Executive Editor of The New Yorker and former HWS Trustee Dorothy H. Wickenden ’76, L.H.D. ’14 earned a Christopher Award for her 2021 book, The Agitators: Three Friends Who Fought for Abolition and Women’s Rights.
The book recounts the intersecting lives of Harriet Tubman, Martha Wright and Frances Seward, who together shaped the national policy and attitudes toward abolition, the Underground Railroad, the early women’s rights movement and the Civil War. The three extraordinary women operated out of Auburn, less than 30 miles from Geneva, at a time when upstate New York was a center of radical reform.
Announced in April, the 73rd annual Christopher Awards celebrate writers, producers, directors, authors and illustrators whose work “affirms the highest values of the human spirit” and reflects the Christopher motto, “It’s better to light one candle than to curse the darkness.” Tony Rossi, the Christophers’ Director of Communications, said, “After the hardships we’ve endured in the last two years, we need stories of hope, light, and unity to lift our spirits and guide us toward a brighter path.”
In The Agitators, Wickenden’s subjects “cross racial and class divides to become friends who fight to abolish slavery and establish women’s rights and true equality for all,” according to the award’s press release.
To purchase this book visit the HWS College Store.
Before joining The New Yorker, Wickenden spent 15 years at The New Republic, first as managing editor and later as executive editor. Wickenden went on to serve as national affairs editor of Newsweek before moving to The New Yorker in 1995. In addition to her role as executive editor, which she has held since 1996, she is the moderator of The New Yorker’s weekly podcast, “Politics and More.”
In 2011, Wickenden published Nothing Daunted, a New York Times bestseller that traces the westward journey of Rosamund Underwood and Dorothy Woodruff, Wickenden’s grandmother. NPR’s Fresh Air said of the book: “Wickenden summons up the last moments of frontier life, where books were a luxury and, when blizzards hit, homesteaders’ children would ski miles to school on curved barrel staves…. Nothing Daunted also reminds us that different strains of courage can be found, not just on the battlefield but on the home front, too.”
Wickenden has written for The Wall Street Journal, The Washington Post and The New Yorker. She is the editor of The New Republic Reader: Eighty Years of Opinion and Debate, a compilation of the best work from some of the magazine’s top contributors, including George Orwell, Rebecca West, John Dewey, Arthur M. Schlesinger and many others.
Wickenden has served on the faculty of The Writer’s Institute at the CUNY Graduate Center in New York City, and is a member of the final selection committee for The Dorothy and Lewis B. Cullman Center for Scholars and Writers at the New York Public Library.

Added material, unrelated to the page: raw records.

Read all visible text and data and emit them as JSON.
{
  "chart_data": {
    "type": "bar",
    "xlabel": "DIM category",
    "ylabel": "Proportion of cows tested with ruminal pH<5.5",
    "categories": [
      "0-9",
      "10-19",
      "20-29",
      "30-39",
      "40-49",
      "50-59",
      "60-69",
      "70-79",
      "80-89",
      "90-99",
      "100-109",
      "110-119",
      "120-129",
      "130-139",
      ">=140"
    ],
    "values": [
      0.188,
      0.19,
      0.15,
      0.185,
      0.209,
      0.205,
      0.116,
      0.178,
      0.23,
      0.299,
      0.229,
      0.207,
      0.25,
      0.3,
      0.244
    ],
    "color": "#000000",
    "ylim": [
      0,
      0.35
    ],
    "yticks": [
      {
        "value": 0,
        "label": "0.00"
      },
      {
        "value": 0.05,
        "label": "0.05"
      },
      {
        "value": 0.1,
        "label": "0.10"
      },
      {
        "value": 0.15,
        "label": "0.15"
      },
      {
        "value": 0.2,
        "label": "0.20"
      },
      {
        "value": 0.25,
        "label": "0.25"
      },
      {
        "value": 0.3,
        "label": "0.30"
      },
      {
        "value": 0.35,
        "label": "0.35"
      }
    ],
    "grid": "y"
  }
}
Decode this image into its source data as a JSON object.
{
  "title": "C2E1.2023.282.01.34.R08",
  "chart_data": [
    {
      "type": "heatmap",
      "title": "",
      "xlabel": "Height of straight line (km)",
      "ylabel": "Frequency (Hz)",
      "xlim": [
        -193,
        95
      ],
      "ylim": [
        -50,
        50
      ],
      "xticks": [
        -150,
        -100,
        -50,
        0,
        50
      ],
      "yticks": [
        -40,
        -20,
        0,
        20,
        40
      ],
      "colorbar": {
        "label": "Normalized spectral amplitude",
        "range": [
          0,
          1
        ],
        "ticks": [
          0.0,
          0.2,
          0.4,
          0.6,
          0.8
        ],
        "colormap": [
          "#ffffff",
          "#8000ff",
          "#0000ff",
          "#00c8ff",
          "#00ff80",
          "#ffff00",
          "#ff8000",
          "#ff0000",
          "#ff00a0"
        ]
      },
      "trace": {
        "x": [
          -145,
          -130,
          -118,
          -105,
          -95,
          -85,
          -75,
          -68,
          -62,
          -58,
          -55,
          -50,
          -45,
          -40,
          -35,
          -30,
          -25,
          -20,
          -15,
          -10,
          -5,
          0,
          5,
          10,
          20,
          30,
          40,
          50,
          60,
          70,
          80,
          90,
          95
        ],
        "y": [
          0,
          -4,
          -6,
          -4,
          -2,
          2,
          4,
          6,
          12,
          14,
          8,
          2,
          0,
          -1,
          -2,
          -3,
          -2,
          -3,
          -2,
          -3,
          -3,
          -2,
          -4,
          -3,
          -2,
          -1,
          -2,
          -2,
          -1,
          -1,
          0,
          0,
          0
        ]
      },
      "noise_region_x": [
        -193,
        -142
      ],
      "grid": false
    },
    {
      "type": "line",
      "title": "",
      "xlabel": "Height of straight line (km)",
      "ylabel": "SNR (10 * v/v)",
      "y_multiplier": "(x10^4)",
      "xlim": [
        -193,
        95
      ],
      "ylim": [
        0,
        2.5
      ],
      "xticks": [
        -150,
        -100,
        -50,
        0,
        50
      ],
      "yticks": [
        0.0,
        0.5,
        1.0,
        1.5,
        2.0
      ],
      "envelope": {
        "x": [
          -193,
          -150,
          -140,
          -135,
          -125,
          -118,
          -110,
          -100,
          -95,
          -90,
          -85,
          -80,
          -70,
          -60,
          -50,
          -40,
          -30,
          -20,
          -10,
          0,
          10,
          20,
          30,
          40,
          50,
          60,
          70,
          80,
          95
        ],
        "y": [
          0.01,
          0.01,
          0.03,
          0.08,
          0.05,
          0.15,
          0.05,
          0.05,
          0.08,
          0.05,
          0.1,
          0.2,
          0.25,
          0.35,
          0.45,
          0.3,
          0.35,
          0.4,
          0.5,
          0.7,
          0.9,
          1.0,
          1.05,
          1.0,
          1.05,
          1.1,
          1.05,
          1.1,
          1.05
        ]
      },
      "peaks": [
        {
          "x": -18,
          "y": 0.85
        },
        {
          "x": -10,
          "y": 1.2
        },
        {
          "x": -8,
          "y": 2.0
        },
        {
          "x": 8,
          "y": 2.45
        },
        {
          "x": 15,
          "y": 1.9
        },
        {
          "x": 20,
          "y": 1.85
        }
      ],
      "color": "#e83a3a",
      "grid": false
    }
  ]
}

Wickenden graduated from William Smith magna cum laude as a member of Phi Beta Kappa, earning her B.A. in English. She was a 1988 Nieman Fellow at Harvard and a 2018 fellow at the MacDowell Colony. She served as a member of the Colleges’ Board of Trustees from 1994 to 1998. She received the President’s Medal in 2006 and an honorary doctorate in 2014, and delivered the Commencement Address in 2019.